Le smalt est un pigment de verre, un matériau relativement peu utilisé comme pigment dans les traditions picturales occidentales. La majorité des pigments minéraux et leurs équivalents inorganiques synthétiques sont cristallins avec une structure à l’échelle moléculaire, constituée d’une charpente ordonnée d’atomes. Les verres en revanche ont une structure désordonnée. Ce sont des substances amorphes et intrinsèquement instables. En conséquence, le smalt est peut-être plus connu pour sa nature fugitive que pour sa superbe couleur bleue lorsqu’il est fraîchement préparé.
Le pigment a une longue histoire. De nombreux pigments inorganiques synthétiques ont été découverts comme sous-produits de la purification des métaux ou de la fabrication des verres. Les verres bleu cobalt sont disponibles depuis l’antiquité en Perse, en Egypte et dans le monde romain et c’est certainement au Moyen-Orient que les technologies sophistiquées de verrerie colorée se sont imposées. Le smalt en tant que pigment a probablement été développé pour la première fois dans cette région; il a été détecté dans la peinture en Asie centrale au 11e à 14e siècles, mais on en sait plus sur sa production et son utilisation dans l’Europe médiévale à partir du XVIe siècle, c’était un pigment largement utilisé au 17e Peinture du siècle. Le nom est dérivé de l’italien smaltare, signifiant « fondre » et il a été fabriqué en fusionnant de l’oxyde de cobalt avec du verre de silice et de la potasse. Le minerai de cobalt était extrait en Saxe, en Allemagne et malgré le nom italien, la Saxe était la principale source de smalt.
Johann von Löwenstern-Kunckel écrit dans son Ars vitriaria experimentalis en 1689 nous dit que pour faire du smalt, le minerai de cobalt traité (oxyde de cobalt) était broyé et mélangé avec du sable et de la potasse puis chauffé dans un four jusqu’à ce qu’il fonde. Cette masse de verre bleu était ensuite plongée dans de l’eau froide qui la rendait friable et elle pouvait ensuite être broyée et vendue comme pigment.

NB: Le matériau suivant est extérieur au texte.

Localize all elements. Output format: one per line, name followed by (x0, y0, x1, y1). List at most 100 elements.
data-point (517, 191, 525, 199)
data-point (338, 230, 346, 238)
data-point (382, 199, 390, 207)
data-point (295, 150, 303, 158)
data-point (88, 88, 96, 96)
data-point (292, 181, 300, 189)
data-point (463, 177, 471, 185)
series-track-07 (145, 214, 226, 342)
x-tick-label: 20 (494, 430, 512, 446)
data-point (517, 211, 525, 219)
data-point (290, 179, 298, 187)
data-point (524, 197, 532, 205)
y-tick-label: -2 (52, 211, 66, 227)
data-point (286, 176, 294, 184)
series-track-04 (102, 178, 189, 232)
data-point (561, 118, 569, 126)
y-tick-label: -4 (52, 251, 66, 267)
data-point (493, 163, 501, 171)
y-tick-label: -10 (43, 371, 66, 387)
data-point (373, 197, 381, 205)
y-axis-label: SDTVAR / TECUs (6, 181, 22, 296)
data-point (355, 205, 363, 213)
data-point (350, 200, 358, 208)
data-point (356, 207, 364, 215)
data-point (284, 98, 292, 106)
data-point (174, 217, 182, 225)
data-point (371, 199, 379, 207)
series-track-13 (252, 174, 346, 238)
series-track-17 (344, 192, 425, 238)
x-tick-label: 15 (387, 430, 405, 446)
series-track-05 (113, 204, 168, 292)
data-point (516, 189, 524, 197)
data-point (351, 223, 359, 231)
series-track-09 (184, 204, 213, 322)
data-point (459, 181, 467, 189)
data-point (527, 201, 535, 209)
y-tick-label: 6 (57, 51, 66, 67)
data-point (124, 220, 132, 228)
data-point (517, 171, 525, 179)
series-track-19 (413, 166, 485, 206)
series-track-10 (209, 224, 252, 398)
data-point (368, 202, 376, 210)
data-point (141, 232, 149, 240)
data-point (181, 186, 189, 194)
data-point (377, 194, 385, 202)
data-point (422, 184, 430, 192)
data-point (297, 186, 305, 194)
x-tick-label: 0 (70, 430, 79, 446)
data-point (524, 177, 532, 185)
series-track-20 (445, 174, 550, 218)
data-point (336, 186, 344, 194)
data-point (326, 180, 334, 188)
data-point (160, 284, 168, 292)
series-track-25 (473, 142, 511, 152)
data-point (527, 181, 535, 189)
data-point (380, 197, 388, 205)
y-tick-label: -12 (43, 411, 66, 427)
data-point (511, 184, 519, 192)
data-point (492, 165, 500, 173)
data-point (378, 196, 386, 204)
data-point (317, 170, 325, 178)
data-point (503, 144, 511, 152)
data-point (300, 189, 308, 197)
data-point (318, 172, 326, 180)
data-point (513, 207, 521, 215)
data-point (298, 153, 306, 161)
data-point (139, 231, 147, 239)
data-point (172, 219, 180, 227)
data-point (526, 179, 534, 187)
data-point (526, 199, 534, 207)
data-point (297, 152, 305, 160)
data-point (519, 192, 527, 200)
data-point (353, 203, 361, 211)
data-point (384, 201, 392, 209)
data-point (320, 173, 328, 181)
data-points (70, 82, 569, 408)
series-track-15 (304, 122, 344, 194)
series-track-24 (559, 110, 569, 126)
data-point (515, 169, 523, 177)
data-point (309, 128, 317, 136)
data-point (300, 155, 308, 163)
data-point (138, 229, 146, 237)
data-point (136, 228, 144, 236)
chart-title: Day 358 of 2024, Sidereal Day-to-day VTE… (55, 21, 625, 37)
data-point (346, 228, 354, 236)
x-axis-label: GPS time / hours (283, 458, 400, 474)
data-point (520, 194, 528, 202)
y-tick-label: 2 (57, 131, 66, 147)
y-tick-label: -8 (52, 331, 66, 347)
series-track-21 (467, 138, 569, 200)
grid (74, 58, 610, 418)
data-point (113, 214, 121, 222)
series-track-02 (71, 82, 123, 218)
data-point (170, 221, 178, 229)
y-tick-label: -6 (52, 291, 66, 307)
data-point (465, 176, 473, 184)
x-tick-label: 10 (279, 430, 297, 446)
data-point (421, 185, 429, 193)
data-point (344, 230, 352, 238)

Il est clair que le processus a été quelque peu aléatoire; Kunckel nous dit que le produit a été classé du bleu pâle au bleu violet foncé préféré et le prix en conséquence.
La taille des particules de pigment a également un effet important sur la couleur. Gros grain, bleu profond streublau ou le smalt parsemé pouvait être saupoudré sur les surfaces, mais il était granuleux et difficile à travailler comme pigment. Plus la taille des particules était petite, plus le pigment devenait de couleur moins intense et avait une plus grande sensibilité à la décoloration. À la National Gallery de Londres, la série de peintures de Paolo Veronese, Allégories de l’amour, illustre des personnages gambadant contre ce qui aurait dû être un ciel d’été azur méditerranéen ; aujourd’hui, ils semblent être sous-habillés pour une journée ennuyeuse de novembre. Le smalt que Véronèse utilisait comme bleu ciel a maintenant perdu presque toute sa couleur.
La cause de la décoloration du smalt a fait l’objet de nombreux débats dans les cercles de chimie des pigments. Il a été suggéré qu’il résulte d’un changement de l’état d’oxydation du cobalt ou, plus fondamentalement, d’une réaction entre le milieu huileux et les ions potassium et cobalt pour former des savons. Plus récemment, des études spectroscopiques et analytiques d’Ilaria Cianchetta et de ses collègues ont démontré qu’en raison de l’instabilité inhérente au verre, le potassium s’échappe des particules de smalt au fil du temps.
Alors que ce processus lui-même n’a pas d’impact sur la couleur, son retrait du verre modifie la structure interne et cela affecte à son tour l’état de coordination des ions de cobalt. La rupture qui en résulte d’une coordination octaédrique (dans laquelle le cobalt est lié à six ions oxygène) à une coordination tétraédrique (où il n’y a que 4 oxygènes par ion cobalt) modifie la longueur d’onde de la lumière réfléchie du bleu au gris jaunâtre.